Hence, AMP expenditure directly affect promotion of products (which wear the trademark) and if the consumer perceptions about the product are met, then some value is created for the trademark as the consumer will again buy the product (which has such trademark). Thus, direct and immediate benefit of the AMP expenditure are promotion of sales of product and it may or may not culminate into development of the Trademark / Brand, depending on fulfillment of consumer perception which can persuade the consumer to re-purchase the same product.

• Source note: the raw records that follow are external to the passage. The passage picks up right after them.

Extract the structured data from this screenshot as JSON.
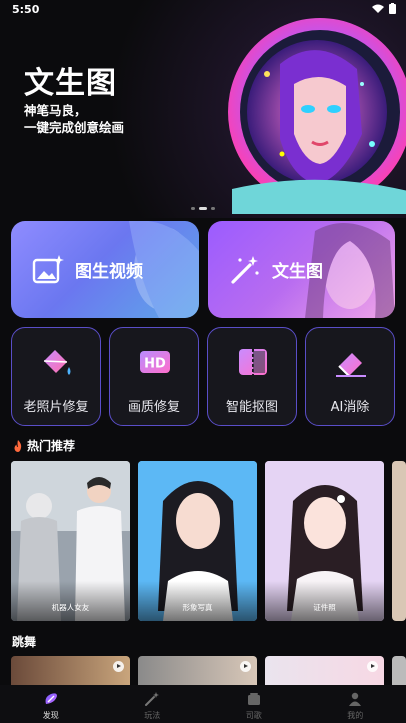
{
  "status_bar": {
    "time": "5:50"
  },
  "hero": {
    "title": "文生图",
    "subtitle_line1": "神笔马良，",
    "subtitle_line2": "一键完成创意绘画"
  },
  "features": [
    {
      "label": "图生视频",
      "icon": "image-sparkle-icon"
    },
    {
      "label": "文生图",
      "icon": "magic-wand-icon"
    }
  ],
  "tools": [
    {
      "label": "老照片修复",
      "icon": "paint-bucket-icon"
    },
    {
      "label": "画质修复",
      "icon": "hd-icon"
    },
    {
      "label": "智能抠图",
      "icon": "cutout-icon"
    },
    {
      "label": "AI消除",
      "icon": "eraser-icon"
    }
  ],
  "hot_section": {
    "title": "热门推荐",
    "icon": "fire-icon"
  },
  "hot_cards": [
    {
      "label": "机器人女友"
    },
    {
      "label": "形象写真"
    },
    {
      "label": "证件照"
    }
  ],
  "dance_section": {
    "title": "跳舞"
  },
  "nav": [
    {
      "label": "发现",
      "icon": "discover-icon",
      "active": true
    },
    {
      "label": "玩法",
      "icon": "magic-wand-icon",
      "active": false
    },
    {
      "label": "司歌",
      "icon": "folder-icon",
      "active": false
    },
    {
      "label": "我的",
      "icon": "person-icon",
      "active": false
    }
  ],
  "colors": {
    "accent_purple": "#7b5cff",
    "tool_border": "#5a4ec8",
    "background": "#0b0b0d"
  }
}
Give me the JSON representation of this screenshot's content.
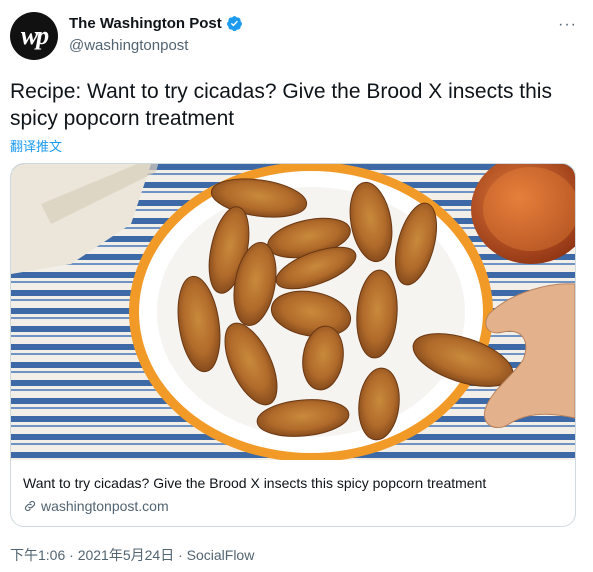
{
  "account": {
    "avatar_text": "wp",
    "display_name": "The Washington Post",
    "handle": "@washingtonpost",
    "verified_color": "#1d9bf0"
  },
  "menu": {
    "more_label": "···"
  },
  "tweet": {
    "text": "Recipe: Want to try cicadas? Give the Brood X insects this spicy popcorn treatment",
    "translate_label": "翻译推文"
  },
  "card": {
    "caption": "Want to try cicadas? Give the Brood X insects this spicy popcorn treatment",
    "domain": "washingtonpost.com"
  },
  "meta": {
    "time_date": "下午1:06 · 2021年5月24日 · ",
    "source": "SocialFlow"
  }
}
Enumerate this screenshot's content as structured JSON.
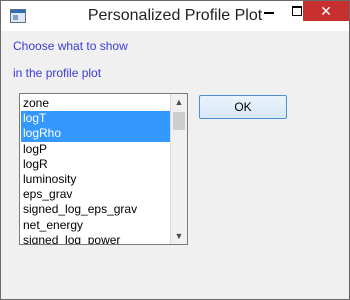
{
  "window": {
    "title": "Personalized Profile Plot",
    "controls": {
      "minimize_icon": "minimize-icon",
      "maximize_icon": "maximize-icon",
      "close_glyph": "✕"
    }
  },
  "prompt": {
    "line1": "Choose what to show",
    "line2": "in the profile plot",
    "color": "#3b3bd6"
  },
  "listbox": {
    "items": [
      {
        "label": "zone",
        "selected": false
      },
      {
        "label": "logT",
        "selected": true
      },
      {
        "label": "logRho",
        "selected": true
      },
      {
        "label": "logP",
        "selected": false
      },
      {
        "label": "logR",
        "selected": false
      },
      {
        "label": "luminosity",
        "selected": false
      },
      {
        "label": "eps_grav",
        "selected": false
      },
      {
        "label": "signed_log_eps_grav",
        "selected": false
      },
      {
        "label": "net_energy",
        "selected": false
      },
      {
        "label": "signed_log_power",
        "selected": false
      }
    ],
    "selection_color": "#3399ff"
  },
  "buttons": {
    "ok_label": "OK"
  }
}
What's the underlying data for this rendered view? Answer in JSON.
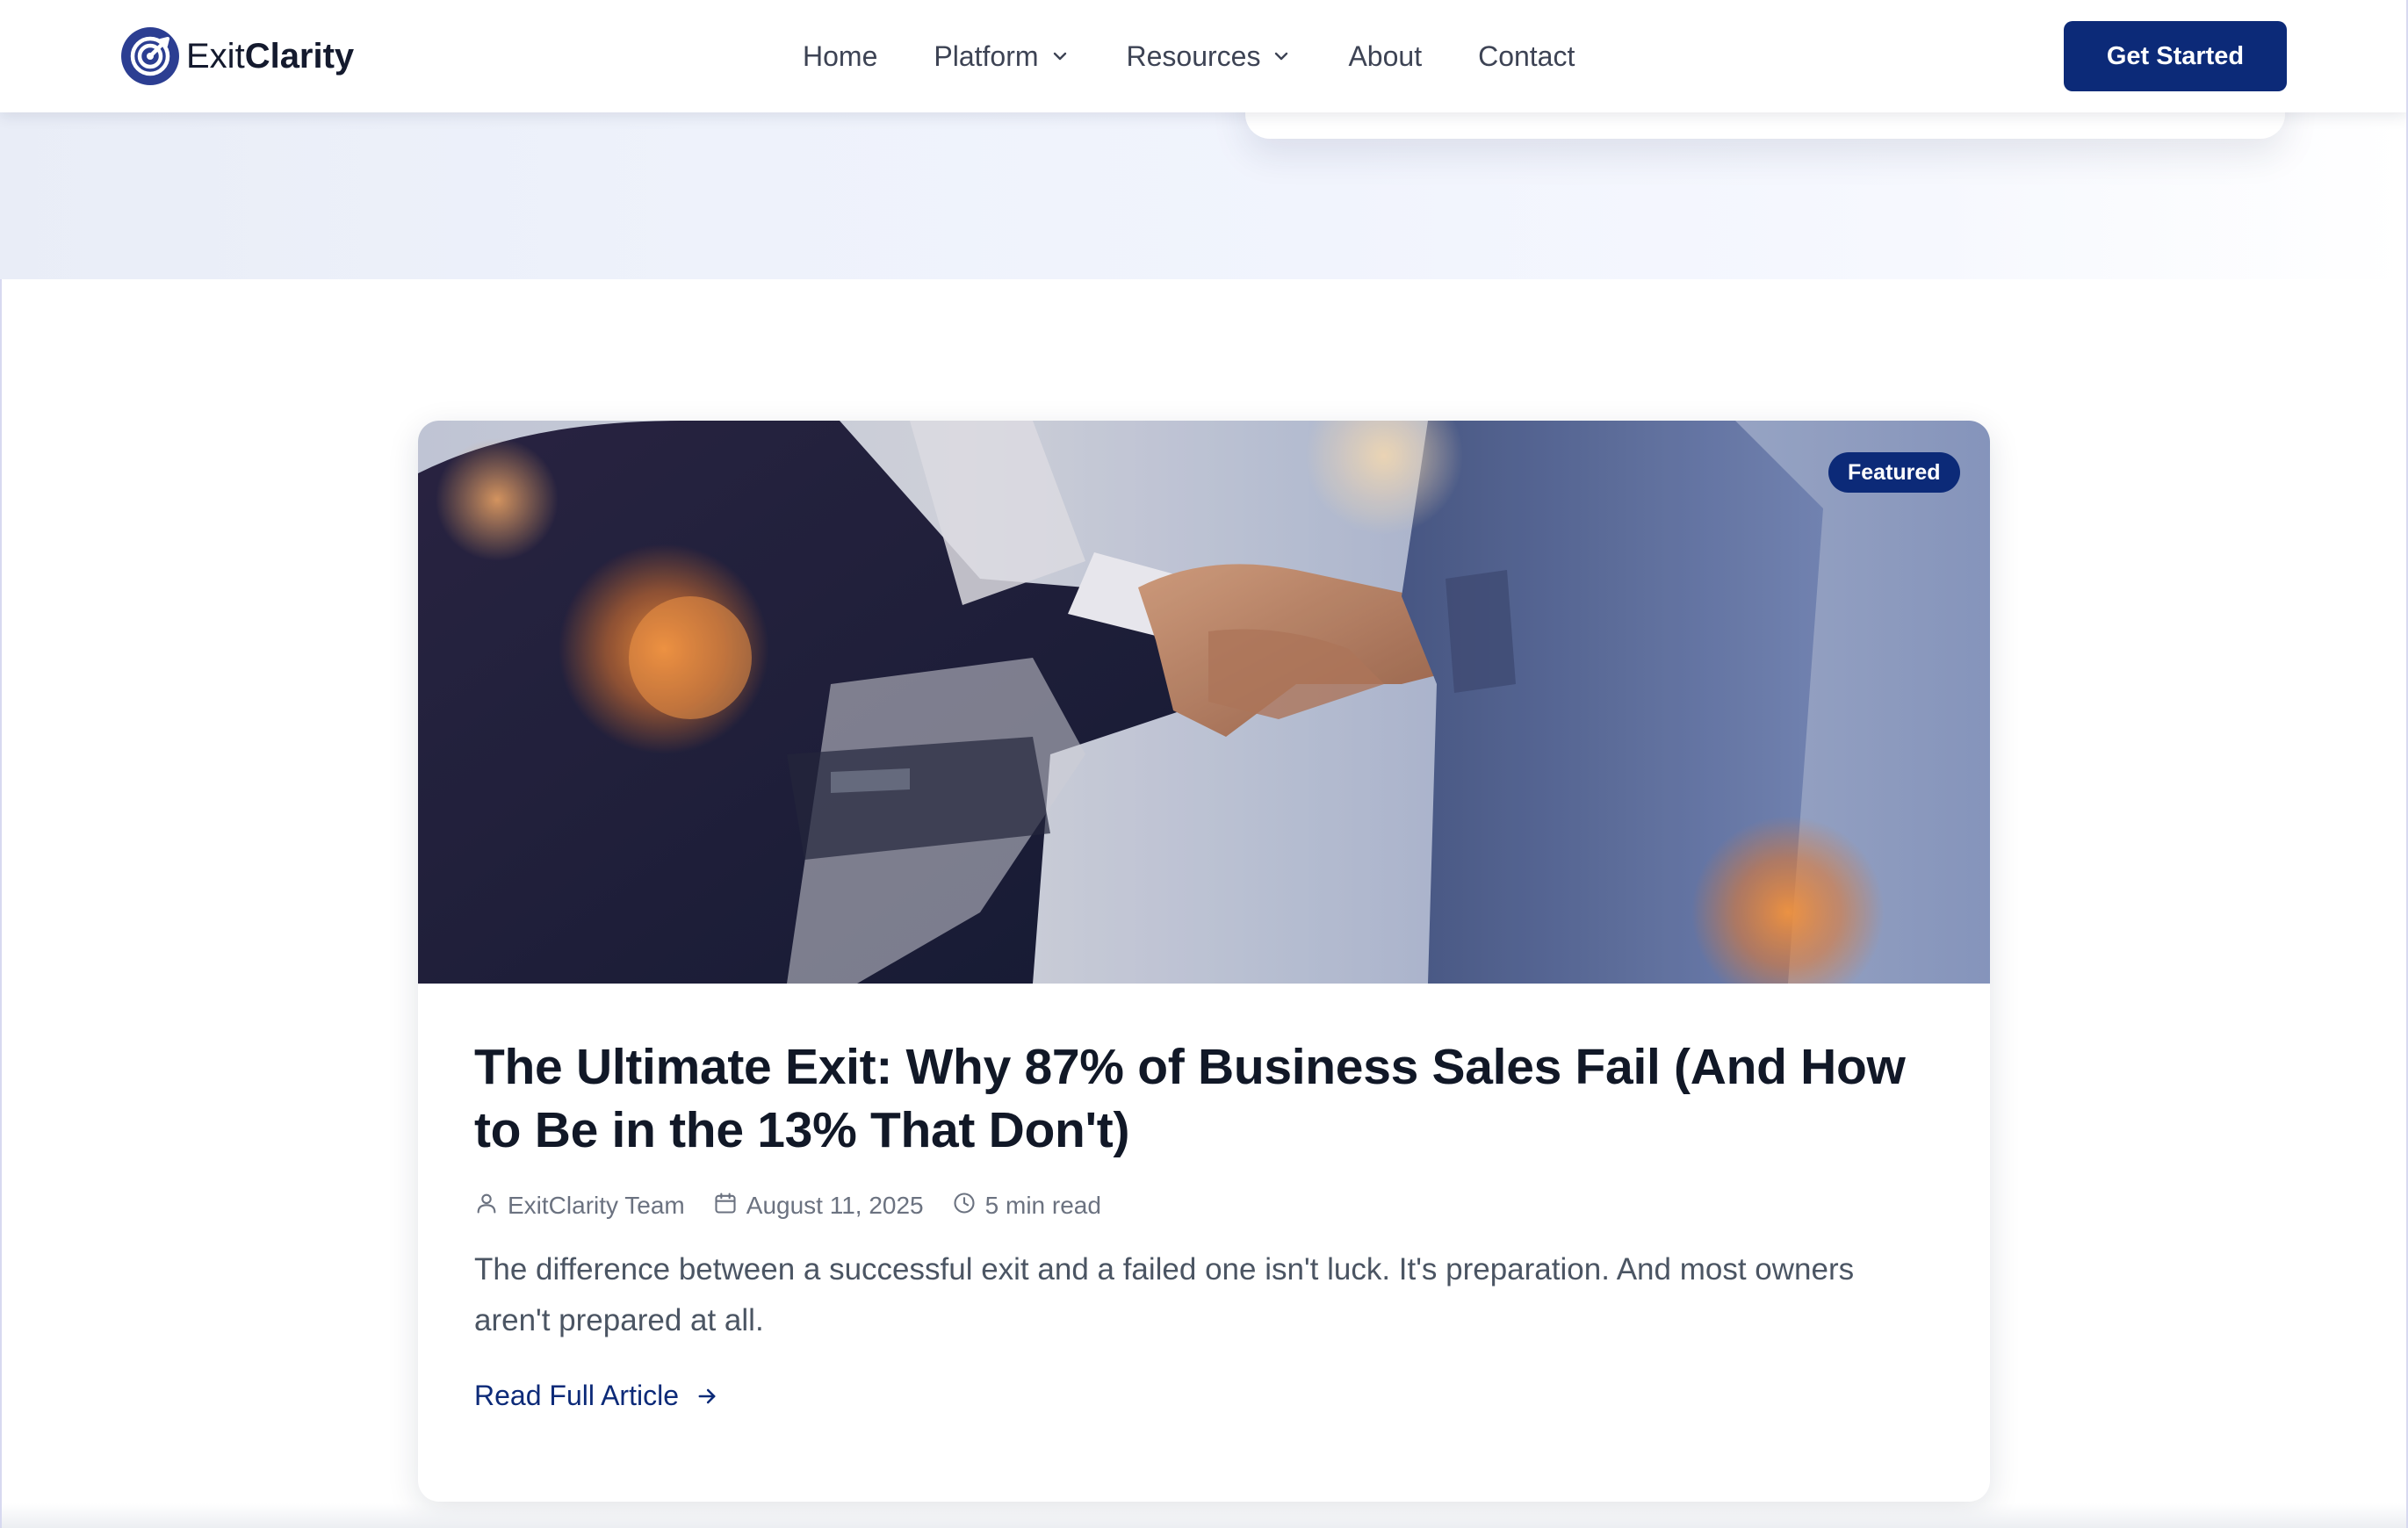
{
  "brand": {
    "name_light": "Exit",
    "name_bold": "Clarity",
    "color": "#0c2a78",
    "logo_icon": "target-icon"
  },
  "nav": {
    "items": [
      {
        "label": "Home",
        "has_dropdown": false
      },
      {
        "label": "Platform",
        "has_dropdown": true
      },
      {
        "label": "Resources",
        "has_dropdown": true
      },
      {
        "label": "About",
        "has_dropdown": false
      },
      {
        "label": "Contact",
        "has_dropdown": false
      }
    ],
    "cta_label": "Get Started"
  },
  "featured_post": {
    "badge": "Featured",
    "image_subject": "handshake-photo",
    "title": "The Ultimate Exit: Why 87% of Business Sales Fail (And How to Be in the 13% That Don't)",
    "author": "ExitClarity Team",
    "date": "August 11, 2025",
    "read_time": "5 min read",
    "excerpt": "The difference between a successful exit and a failed one isn't luck. It's preparation. And most owners aren't prepared at all.",
    "cta_label": "Read Full Article"
  },
  "colors": {
    "primary": "#0c2a78",
    "heading": "#111827",
    "muted": "#6b7280",
    "body": "#4b5563"
  }
}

In short, the advertisement, marketing and promotion expenditure are business promotion expenditure, which have direct impact on the sales. The value for trademark, i.e., brand is created by maintaining consistent quality for the product. Incurrence of AMP expenses, in noway adds value to the brand. Brand is nothing except the name; it derived its value from the contents of the product and not from the name. Thus, even if the brand of a foreign company is promoted, it is actually the contents which are sold under that name which are promoted.

CONCLUSION

The advertisement, marketing and promotion activities only create the market for the product and not for the Brand. The value for the Brand is created by the quality of the product sold under that Brand and it has no value in isolation. Trademark / Brand would be valuable if the consumer can identify the specific product (wearing that brand) distinctly in the homogeneous market. A further value is added to the brand, if the consumer has high perception about the contents of the products sold under a particular brand.

Thus, to conclude, the whole presumption underlying the adjustment proposed on account of excessive advertisement, marketing and promotion activity is fragile and misconstrued. These activities are wholly and exclusively for the business promotion, the brand promotion is based on the quality and (tentative) consumer perceptions only, as Brand is only an identity / name to the product. It has no value of its own, unless it has nexus with the product.

In light of aforesaid, the revenue authorities should revisit the sanctity of the proposed adjustment, as no separate value is ascribed to Brands by incurring the advertisement, marketing and promotion activities, they are incurred with the primary objective of business promotion and not for the brand promotion. Brand promotion is contingent upon meeting consumer perception, which would prompt them to buy the said product for the second time… and for that purpose Brand/Trademark acts only as a source of identity and nothing more.